チリの作家・映画監督アルベルト・フゲーが、自作の"Cortos"を映画化しているそうで、自分のブログで公開している。
興味深いのは、これがパナソニックのごくごく普通のデジカメを使って撮られていることで、チリの新聞でもそのことにスポットが当てられて紹介されている。フゲーは、この"Cortos"という作品のDVDヴァージョンを作りたいんだと自分のブログに書いている。それにしても、昨今のデジタル商品の進化のテンポはおそろしいくらいで、おそらく子供の運動会を撮っているお母さんが持ってるHDビデオカメラの方が、一時代昔のカメラよりよっぽどクリアに撮れるんだろうと思う。むしろ、プロのクリエーターと呼ばれる人たちが工夫してヴァージョンダウンした機材を使い始めているような感じもする。それにルミックスのレンズはライカだしね。末端の商品にこうしたレンズが付いている、このごちゃまぜ感が現在なんだろうか。

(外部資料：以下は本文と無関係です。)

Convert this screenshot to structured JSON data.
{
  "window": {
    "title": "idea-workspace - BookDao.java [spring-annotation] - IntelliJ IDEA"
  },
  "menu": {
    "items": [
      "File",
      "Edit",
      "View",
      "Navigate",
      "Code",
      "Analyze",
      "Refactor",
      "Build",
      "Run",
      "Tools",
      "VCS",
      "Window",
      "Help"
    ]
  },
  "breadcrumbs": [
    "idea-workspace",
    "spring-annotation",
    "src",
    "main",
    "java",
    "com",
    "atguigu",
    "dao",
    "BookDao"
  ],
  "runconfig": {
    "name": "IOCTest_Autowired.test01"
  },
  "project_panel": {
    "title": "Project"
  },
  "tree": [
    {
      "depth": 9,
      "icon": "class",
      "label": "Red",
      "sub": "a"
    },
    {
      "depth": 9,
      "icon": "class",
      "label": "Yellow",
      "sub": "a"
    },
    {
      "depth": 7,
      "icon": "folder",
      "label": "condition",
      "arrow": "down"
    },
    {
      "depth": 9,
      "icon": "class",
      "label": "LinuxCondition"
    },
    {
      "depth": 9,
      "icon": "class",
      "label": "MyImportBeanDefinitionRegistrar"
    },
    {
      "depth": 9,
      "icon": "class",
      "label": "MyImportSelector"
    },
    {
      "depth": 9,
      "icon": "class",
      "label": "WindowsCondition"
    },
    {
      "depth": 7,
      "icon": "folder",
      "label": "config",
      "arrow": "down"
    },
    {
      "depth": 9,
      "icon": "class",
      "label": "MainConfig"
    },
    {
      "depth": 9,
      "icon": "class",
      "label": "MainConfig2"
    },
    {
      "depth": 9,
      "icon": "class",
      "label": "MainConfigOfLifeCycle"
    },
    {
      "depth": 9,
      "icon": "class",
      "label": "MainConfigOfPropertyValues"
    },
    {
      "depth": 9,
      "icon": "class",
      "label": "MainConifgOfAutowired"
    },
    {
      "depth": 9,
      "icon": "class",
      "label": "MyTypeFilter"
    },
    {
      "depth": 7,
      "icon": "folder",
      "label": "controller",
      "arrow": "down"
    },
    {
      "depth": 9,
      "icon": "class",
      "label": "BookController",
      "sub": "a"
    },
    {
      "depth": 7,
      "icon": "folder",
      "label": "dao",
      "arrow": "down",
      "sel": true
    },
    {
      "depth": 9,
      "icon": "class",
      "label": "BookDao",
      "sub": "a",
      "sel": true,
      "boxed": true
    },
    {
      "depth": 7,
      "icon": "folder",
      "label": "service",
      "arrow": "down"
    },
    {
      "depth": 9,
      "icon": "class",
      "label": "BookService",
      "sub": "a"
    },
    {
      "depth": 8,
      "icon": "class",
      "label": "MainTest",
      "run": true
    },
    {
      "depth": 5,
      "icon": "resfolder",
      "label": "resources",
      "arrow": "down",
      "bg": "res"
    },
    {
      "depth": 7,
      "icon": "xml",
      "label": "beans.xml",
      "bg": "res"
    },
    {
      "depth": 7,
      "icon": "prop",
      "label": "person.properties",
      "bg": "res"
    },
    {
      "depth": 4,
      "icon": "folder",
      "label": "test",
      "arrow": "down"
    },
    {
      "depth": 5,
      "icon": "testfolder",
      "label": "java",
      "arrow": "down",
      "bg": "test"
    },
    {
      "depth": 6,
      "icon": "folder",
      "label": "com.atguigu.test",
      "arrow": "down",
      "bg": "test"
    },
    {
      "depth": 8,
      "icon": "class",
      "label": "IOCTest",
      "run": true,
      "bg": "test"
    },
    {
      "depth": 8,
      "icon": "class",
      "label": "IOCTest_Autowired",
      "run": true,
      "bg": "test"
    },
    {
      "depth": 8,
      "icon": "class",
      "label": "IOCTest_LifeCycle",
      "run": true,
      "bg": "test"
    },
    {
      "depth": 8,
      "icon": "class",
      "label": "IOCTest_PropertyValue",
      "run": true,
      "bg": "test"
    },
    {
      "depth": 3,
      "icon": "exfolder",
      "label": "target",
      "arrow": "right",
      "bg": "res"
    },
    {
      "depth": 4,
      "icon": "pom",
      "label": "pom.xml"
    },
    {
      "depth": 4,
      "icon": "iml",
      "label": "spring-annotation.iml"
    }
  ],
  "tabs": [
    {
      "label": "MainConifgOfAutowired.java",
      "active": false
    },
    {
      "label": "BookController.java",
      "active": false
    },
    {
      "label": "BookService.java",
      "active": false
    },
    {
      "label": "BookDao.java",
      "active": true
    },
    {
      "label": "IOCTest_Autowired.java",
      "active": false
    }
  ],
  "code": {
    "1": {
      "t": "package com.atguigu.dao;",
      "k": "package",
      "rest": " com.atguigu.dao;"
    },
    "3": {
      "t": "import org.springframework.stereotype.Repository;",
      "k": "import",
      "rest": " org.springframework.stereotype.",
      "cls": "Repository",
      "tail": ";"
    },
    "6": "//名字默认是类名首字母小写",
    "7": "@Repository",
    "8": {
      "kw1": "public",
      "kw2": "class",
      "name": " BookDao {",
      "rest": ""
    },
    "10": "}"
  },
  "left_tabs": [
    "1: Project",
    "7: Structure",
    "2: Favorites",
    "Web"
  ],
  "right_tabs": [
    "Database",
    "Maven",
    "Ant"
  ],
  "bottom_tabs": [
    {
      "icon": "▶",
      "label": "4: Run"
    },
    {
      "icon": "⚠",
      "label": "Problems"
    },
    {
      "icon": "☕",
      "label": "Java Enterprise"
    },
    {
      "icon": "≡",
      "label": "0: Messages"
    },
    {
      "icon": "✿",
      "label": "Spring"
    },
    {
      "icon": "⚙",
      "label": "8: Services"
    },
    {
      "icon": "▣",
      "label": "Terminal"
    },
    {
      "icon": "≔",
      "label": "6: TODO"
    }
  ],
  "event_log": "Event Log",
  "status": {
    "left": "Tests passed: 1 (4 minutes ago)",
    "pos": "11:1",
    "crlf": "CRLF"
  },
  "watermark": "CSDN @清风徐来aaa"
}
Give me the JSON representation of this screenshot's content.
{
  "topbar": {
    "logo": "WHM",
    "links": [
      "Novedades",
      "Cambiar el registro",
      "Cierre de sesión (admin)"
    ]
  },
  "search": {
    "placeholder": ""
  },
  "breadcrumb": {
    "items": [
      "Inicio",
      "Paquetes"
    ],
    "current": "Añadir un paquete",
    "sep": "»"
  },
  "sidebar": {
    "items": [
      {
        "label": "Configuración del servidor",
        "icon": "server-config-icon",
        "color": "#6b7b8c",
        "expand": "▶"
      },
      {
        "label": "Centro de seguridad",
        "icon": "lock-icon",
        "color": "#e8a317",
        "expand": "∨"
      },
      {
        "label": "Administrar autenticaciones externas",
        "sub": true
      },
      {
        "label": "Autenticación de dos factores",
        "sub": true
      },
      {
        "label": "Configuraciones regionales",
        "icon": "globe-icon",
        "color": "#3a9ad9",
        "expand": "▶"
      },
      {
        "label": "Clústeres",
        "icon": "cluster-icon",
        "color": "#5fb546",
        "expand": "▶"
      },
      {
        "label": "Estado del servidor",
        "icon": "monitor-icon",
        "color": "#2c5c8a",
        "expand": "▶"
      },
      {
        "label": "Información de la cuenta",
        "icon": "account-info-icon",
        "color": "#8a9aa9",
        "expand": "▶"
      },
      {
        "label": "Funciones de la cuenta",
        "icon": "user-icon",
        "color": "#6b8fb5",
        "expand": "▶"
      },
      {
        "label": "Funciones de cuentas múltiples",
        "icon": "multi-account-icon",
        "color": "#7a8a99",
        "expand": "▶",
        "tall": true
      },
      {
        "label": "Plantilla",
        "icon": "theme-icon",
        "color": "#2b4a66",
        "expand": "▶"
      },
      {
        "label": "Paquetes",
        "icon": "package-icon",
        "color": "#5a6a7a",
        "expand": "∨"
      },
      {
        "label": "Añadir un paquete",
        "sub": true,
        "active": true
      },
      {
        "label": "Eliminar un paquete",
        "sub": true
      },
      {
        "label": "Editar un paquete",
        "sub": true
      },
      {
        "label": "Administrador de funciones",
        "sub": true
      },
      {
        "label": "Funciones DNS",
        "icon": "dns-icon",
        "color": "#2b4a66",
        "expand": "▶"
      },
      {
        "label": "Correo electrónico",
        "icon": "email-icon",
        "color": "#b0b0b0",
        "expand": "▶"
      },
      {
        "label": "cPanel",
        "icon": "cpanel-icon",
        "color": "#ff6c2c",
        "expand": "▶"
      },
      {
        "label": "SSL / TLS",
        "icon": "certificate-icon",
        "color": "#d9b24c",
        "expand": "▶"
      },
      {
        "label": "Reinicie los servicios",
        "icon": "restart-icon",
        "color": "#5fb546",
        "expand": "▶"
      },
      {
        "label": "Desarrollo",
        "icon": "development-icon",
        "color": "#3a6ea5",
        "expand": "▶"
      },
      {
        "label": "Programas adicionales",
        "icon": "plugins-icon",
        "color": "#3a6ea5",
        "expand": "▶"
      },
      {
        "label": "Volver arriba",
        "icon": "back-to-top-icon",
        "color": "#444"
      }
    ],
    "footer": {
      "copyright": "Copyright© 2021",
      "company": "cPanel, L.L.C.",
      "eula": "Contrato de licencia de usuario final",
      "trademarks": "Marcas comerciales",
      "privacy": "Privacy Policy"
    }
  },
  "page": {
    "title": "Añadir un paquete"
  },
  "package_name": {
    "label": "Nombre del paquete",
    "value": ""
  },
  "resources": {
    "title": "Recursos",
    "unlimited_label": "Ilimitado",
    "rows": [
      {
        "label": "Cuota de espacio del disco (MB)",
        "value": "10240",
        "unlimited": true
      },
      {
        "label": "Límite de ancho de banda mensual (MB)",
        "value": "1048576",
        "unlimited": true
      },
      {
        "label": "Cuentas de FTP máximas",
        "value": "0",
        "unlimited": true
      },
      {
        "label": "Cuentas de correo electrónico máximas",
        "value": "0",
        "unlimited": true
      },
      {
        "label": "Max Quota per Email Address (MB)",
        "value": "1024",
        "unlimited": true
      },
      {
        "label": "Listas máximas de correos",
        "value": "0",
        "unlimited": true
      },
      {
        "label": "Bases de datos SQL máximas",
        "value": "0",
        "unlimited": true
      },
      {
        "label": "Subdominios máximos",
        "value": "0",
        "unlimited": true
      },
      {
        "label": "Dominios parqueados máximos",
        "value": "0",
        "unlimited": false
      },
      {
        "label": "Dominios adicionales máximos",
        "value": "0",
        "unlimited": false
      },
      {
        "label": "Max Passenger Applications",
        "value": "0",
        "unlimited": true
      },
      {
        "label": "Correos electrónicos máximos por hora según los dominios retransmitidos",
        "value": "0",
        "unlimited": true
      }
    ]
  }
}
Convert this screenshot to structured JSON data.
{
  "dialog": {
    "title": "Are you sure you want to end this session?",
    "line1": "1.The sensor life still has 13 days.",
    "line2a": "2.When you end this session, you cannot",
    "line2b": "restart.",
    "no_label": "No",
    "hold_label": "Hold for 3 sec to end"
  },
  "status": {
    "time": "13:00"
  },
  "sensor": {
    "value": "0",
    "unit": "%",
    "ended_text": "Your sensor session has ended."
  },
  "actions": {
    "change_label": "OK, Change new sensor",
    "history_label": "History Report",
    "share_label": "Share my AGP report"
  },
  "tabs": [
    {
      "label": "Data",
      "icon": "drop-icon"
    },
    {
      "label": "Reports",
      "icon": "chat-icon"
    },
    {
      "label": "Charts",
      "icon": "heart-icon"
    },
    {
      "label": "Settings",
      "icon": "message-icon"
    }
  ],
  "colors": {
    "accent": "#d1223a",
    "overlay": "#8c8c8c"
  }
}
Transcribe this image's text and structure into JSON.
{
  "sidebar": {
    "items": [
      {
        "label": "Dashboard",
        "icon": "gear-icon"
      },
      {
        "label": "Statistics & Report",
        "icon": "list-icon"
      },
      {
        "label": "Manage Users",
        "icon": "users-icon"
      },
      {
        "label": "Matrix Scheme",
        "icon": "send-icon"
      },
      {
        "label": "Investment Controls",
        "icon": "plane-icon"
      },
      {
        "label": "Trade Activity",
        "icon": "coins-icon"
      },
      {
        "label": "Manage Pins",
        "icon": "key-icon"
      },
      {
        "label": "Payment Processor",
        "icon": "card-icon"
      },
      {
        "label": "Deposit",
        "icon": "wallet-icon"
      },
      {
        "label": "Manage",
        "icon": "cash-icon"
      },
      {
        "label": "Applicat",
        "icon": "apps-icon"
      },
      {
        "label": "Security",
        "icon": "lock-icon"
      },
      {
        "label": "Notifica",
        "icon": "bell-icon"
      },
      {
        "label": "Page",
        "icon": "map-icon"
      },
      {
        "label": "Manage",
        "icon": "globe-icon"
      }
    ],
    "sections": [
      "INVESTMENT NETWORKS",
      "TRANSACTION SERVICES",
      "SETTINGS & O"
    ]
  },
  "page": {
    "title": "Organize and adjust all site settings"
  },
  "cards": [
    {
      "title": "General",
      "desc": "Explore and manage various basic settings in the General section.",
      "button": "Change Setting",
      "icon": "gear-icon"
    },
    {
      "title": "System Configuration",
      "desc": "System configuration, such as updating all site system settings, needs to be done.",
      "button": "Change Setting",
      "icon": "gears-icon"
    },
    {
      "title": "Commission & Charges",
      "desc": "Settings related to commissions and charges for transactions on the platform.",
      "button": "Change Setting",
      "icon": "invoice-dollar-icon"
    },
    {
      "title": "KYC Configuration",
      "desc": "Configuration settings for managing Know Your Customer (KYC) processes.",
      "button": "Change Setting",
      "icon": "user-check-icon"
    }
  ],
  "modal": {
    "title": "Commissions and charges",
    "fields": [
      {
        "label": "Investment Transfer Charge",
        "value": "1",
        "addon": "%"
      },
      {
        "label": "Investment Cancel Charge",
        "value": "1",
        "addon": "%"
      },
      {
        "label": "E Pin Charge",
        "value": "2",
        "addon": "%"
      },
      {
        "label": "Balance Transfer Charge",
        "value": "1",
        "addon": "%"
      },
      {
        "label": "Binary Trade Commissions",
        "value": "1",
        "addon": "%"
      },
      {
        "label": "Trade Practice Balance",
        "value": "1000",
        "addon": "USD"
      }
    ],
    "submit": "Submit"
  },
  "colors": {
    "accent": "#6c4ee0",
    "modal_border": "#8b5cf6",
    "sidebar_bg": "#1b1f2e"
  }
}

「ご覧のように、何にもなくて、まるで書くように撮影している」。機材がこれほど軽くなればこうした感覚はどんどん進んで、映像作品はますます個人的なものにならざるを得ないだろう。しかし、こんなことはすでにゴダールが1980年代に考えていたことを忘れてはいけない。彼は、監督が自分で8㎜のように撮影できる35㎜カメラをアトン社の技術者に作らせた。『パッション』の冒頭の息をのむようなシーンはそれで撮られていたはずだ。
アルベルト・フゲーに関しては、『ユリイカ』の3月号に、安藤哲行という方が「マッコンドとクラック 新しいラテンアメリカ文学をめざして」という一文を寄せていて、たぶんぼくがラティーナに載せた以外では、日本では初めてのフゲーの紹介になってるんじゃないかと思う。